Ia menjelaskan, bukti bahwa umat Islam tertipu karena jejak kekhusyuan memuliakan Ramadan seringkali terhenti pada keberhasilan menahan makan dan minum di siang hari.
“Apa buktinya? Di negeri yang kita cintai ini, banyak kejahatan atau perilaku korupsi yang ditampakkan masyarakat Indonesia. Tiap hari ada tidak yang buang sampah sembarangan? Ada yang melakukan penipuan? Perampokan? Korupsi? Pemimpin ingkar janji ada? Padahal bisa kita pastikan orang-orang ini mayoritas Muslim. Setiap tahun mereka berjumpa Ramadan, setiap tahun berpuasa. Artinya mereka ini banyak yang tertipu. Bukan Ramadan yang menipu, tetapi kitanya yang tertipu,” ujarnya.
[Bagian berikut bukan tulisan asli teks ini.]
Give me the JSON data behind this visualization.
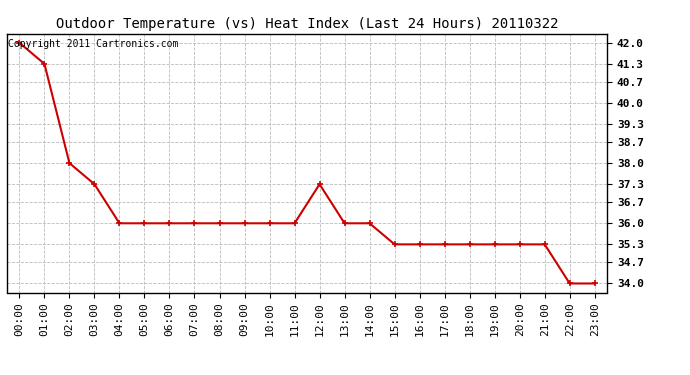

Edwin menganalogikan kesuksesan Muslim bertakwa di masa Ramadan dengan dengan perbandingan metamorfosis ular dengan ulat.
“Seseueurna puasa oray (kebanyakan puasa ular), bukan puasa hileud (ulat). Ular berpuasa. Sekali waktu ia ingin memanjangkan usianya berganti kulit, diam di satu tempat, tidak makan minum sekian lama. Sampai akhirnya sel tubuhnya berubah melepaskan kulit lama dan menumbuhkan kulit baru. Berubah sifat dan karakternya? Tetap oray. Namanya berubah? Tetap oray. Cara makannya sama. Jadi dia berpuasa sama sekali tidak mengubah apapun pada dirinya,” tuturnya.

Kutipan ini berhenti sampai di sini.